Most of these front organisations aren’t directly linked to SIMI. Groups like the Tahreeek Tahaffuz-e-Sha’aire Islam [Movement for the Protection of Islamic Symbols and Monuments], the Muslim Youth Forum or the Karuna Foundation do however help propagate chauvinist Salafi-sect ideologues who advocate violence, and provide a forum for SIMI talent-scouts.
Over the years, SIMI has had not a little success in funnelling recruits to terrorist groups, notably the Lashkar-e-Taiba. Kamakutty, a computer engineer-turned terrorist held in Bangalore last month, is known to have worked closely with Lashkar commander Muhammad Faisal Khan, a key organiser of bombings in Mumbai during 2002-2003.
How does one account for the growth of Islamist terror networks in Kerala? One important point is that most of SIMI’s key leaders in Kerala worked or studied elsewhere — thus encountering communal discrimination of an intensity unknown in the State itself. Highly educated, their access to the internet enables them to link local grievances to the larger, global jihadist movement.

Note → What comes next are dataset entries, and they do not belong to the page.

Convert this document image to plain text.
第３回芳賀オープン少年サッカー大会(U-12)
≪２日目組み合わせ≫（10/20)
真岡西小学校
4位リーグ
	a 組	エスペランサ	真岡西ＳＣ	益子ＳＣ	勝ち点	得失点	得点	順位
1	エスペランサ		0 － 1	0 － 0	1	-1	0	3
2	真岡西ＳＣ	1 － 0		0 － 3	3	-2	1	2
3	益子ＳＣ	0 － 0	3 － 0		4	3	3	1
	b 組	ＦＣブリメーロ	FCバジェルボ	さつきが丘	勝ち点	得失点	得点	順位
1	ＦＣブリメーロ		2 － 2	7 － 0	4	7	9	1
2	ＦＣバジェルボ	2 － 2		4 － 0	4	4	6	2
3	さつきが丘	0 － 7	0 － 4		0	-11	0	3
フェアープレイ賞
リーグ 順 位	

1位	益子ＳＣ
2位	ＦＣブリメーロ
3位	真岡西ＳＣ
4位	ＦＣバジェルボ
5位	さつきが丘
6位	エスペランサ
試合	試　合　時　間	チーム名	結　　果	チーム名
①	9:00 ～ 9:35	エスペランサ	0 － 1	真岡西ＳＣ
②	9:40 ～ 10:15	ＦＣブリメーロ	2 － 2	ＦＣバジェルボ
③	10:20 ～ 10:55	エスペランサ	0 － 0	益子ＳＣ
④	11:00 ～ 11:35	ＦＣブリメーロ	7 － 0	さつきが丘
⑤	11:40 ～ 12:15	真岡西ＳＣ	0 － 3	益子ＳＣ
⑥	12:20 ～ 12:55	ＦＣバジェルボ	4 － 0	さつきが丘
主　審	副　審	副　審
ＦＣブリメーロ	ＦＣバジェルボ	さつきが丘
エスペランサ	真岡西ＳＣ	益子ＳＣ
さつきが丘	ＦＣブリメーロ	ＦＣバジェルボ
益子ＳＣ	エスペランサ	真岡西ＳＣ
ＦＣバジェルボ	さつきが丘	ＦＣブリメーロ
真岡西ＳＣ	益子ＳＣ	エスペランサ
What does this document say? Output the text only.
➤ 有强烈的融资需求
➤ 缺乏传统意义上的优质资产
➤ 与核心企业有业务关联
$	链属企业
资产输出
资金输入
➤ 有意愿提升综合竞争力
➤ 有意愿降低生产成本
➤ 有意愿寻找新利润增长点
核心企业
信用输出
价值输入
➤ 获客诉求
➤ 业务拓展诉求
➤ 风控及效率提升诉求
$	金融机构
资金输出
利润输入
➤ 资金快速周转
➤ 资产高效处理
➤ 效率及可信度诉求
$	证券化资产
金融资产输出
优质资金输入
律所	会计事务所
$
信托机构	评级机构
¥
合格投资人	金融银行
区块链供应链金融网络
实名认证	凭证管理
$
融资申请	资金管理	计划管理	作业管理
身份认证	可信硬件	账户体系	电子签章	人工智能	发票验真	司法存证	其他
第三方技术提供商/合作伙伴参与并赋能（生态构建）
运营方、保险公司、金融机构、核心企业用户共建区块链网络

Within Kerala itself, politics has contributed to the empowerment of Islamists. In recent years, the Jamaat-e-Islami’s traditional control of Muslim votes in north Kerala has weakened, as the Left has taken control of the region. Religious neo-conservatism has been seen by some Jamaat-e-Islami ground-level leaders as a means of fighting the secular tide.
Islamist groups have been able to market their religious message as an answer to the problems of young people, like drugs and alcoholism. Parents often welcome their operations, believing their wards’ religious interests keep them safe from modern vices. Elements of Kerala’s West Asia-based Muslim diaspora have often unwittingly funded these enterprises.
In the imagination of Kerala Islamists, SIMI-linked terrorists are inheritors of an unbroken line of Islamist resistance dating back to struggles against Portuguese imperialism. Recruits are told of Zayn-ad-Din, a Malabar coast resident who in his 1580 book, Tuhfat al-Mujahideen, called on “the Faithful to undertake a jihad against the worshippers of the Cross.”
Kerala jihadists, with their close link to the worldwide Salafi-jihadi movement, claim their struggle forms part of the same tradition. Kerala’s government is alive to the threat. Last year, clashes between Islamists and Hindu fundamentalists in Malappuram led police to make several hundred arrests. But the resilience of SIMI’s networks shows no quick-fix solution exists to the growing problem.
A sentence in “The jihad in ‘God’s Own Country’” (March 9, 2008) was “… Last year, the State government said [the Students Islamic Movement of India] SIMI now operates through twelve front organisations, mainly in the districts of Malappuram and Kondotty.” Kondotty is not a district, but a town in the Malappuram district of Kerala.